Following the growing illegal fishing business on Nigerian and other West Africa countries’ water, the Food and Agriculture Organisation of the United Nations (FAO)’s Regional Office for Africa and the Fishery Committee for the Eastern Central Atlantic (CECAF) have stepped up support to the Fishery Committee for the West Central Gulf of Guinea (FCWC) by providing laptops for fisheries data analysis. At a COVID-safe ceremony at the FCWC Secretariat in Tema, Ghana, six laptops were provided to the FCWC to support the capture, analysis and reporting on fisheries data in Nigeria and five other countries.
They include Benin, Côte d’Ivoire, Ghana, Liberia, and Togo. Funded by FAO through a Technical Cooperation Programme (TCP), the initiative is part of FAO’s broader work with CECAF to support regional institutions to better transform fisheries recommendations into policy action and to improve artisanal fisheries’ data frameworks across the CECAF region.

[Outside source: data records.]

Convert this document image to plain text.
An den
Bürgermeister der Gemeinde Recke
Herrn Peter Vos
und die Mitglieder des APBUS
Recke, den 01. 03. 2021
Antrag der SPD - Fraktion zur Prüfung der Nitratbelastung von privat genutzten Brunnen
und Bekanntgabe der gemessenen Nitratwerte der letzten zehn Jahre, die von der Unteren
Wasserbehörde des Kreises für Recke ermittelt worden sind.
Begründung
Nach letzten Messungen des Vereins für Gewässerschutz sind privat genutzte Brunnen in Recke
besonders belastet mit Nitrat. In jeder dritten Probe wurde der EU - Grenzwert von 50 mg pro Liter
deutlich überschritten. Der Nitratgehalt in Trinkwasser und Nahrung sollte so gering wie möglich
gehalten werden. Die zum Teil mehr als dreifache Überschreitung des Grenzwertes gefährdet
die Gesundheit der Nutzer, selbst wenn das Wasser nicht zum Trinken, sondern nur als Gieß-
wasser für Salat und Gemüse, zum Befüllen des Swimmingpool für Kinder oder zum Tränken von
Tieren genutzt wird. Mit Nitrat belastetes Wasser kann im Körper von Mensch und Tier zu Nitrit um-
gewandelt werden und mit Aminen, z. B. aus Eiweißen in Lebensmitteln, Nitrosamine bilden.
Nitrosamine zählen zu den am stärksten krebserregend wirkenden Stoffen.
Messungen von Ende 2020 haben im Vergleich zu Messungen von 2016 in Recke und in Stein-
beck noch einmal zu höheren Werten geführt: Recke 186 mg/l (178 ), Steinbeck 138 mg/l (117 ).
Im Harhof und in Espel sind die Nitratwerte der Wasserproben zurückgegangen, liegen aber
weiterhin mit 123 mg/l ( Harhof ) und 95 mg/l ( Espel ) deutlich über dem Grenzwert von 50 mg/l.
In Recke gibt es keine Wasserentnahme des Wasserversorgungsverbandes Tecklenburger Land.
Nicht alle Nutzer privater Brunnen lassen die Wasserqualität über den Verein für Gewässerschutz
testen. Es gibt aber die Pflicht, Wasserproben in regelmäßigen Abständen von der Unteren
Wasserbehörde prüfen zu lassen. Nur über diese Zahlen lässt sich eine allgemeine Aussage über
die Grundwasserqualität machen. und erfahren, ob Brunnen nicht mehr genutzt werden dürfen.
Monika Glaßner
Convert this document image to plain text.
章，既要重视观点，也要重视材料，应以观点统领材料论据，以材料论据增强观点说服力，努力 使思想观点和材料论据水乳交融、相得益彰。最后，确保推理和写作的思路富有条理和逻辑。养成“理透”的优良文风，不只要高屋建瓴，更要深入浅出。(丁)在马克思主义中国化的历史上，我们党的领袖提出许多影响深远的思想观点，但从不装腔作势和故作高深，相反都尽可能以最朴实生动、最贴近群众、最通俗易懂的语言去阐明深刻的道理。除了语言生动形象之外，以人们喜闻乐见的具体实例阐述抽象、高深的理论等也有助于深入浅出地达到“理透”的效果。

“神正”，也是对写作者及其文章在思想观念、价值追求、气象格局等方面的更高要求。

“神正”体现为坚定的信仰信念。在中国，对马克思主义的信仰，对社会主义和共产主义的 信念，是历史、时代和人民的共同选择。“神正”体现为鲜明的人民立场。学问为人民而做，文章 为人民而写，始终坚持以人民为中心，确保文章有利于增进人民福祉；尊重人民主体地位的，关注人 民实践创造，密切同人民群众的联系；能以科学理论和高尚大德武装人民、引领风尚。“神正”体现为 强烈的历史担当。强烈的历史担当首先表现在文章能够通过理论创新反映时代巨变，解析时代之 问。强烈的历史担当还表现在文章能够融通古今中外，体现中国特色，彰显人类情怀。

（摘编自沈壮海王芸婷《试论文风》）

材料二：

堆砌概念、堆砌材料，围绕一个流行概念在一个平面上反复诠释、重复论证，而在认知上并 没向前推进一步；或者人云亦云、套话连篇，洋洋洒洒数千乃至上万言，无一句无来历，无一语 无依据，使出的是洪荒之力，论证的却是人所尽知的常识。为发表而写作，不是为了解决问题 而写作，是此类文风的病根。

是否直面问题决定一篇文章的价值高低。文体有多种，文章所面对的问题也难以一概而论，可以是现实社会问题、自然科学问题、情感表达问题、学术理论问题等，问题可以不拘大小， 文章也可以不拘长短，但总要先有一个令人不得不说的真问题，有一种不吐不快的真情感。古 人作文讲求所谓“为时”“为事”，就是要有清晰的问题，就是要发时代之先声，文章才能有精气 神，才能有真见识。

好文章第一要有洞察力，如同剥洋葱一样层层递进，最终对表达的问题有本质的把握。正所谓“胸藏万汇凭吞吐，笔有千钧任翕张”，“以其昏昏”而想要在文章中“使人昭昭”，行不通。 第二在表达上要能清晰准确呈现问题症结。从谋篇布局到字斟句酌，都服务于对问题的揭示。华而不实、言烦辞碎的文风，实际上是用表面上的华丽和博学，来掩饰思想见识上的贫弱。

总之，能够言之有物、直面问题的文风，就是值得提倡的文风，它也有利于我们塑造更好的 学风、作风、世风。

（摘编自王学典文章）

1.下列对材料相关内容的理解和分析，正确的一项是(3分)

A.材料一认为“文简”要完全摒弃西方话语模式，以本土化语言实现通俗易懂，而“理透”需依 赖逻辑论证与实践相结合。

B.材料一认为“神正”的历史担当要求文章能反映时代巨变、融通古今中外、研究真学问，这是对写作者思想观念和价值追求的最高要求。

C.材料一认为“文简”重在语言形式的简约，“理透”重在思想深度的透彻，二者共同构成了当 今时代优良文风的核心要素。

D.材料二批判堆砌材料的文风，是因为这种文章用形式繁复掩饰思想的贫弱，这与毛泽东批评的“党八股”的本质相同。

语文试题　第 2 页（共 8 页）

It is estimated that Nigeria loses about $70 million annually to illegal foreign fishing vessels. Worried by these, the Federal Government had said Nigerian vessels operating on the nation’s waters must be installed with tracking devices such as Automatic Identification System (AIS) and Vessel Monitoring System (VMS) so that they could be monitored by the appropriate agencies. With the steps taken so far, the Federal Department of Fishery and Agriculture said that there had been drastic reduction in pirate attacks against fishing trawlers because of its partnership with Nigerian Navy, Nigerian Maritime Administration and Safety Agency (NIMASA) and Nigerian Customs Service (NCS). According to the Nigeria Navy, the country loses huge money and resources annually to Illegal, Unreported and Unregulated (IUU) fishing due to activities of some Chinese fishing vessels in the country’s maritime domain.
However, with the introduction of Ports State Measures Agreement (PSMA) and tracking devices, some foreign vessels operating illegally have been prevented from bringing fish caught without authorisation into the ports. PSMA was introduced to prevent, eliminate and deter illegal fishing globally among countries, which have ratified the agreement. It is the first binding international agreement to prevent vessels engaged in IUU fishing from using ports to land their catches. The provisions of the PSMA apply to fishing vessels seeking entry into designated port of a state, which is different from their flag state. Before now, FBNQuest Capital’s report explained that the country spent $800million yearly to import fish for the country’s 3.3million metric tons fish demand.
The report added that Nigeria’s per capita fish consumption was 13kilogrammes, significantly lower than the global average of 21kilogrammes. According to FAO Senior Fishery and Aquaculture Officer and Secretary of CECAF, Ndiaga Gueye, in the current development, “the provision of the devices will support beneficiary countries to capture and analyse catch data on vessels, landings sites and related fishing activities which will strengthen our understanding of capture fisheries in the region. “With this knowledge, countries can better monitor illegal fishing and the heath of key fish stocks.”
The General Secretary of the FCWC, Séraphin Dedi, welcomed the laptops and the ongoing partnership between FAO, CECAF and the FCWC. Fisheries are vital to food security and national economies in many African coastal countries. Seafood is the main source of protein for around a quarter of the population in West Africa and the fishing sector employs more than seven million people in the region. CECAF is a statutory body of FAO, and was founded in 1967 with the aim of promoting sustainable use of marine living resources.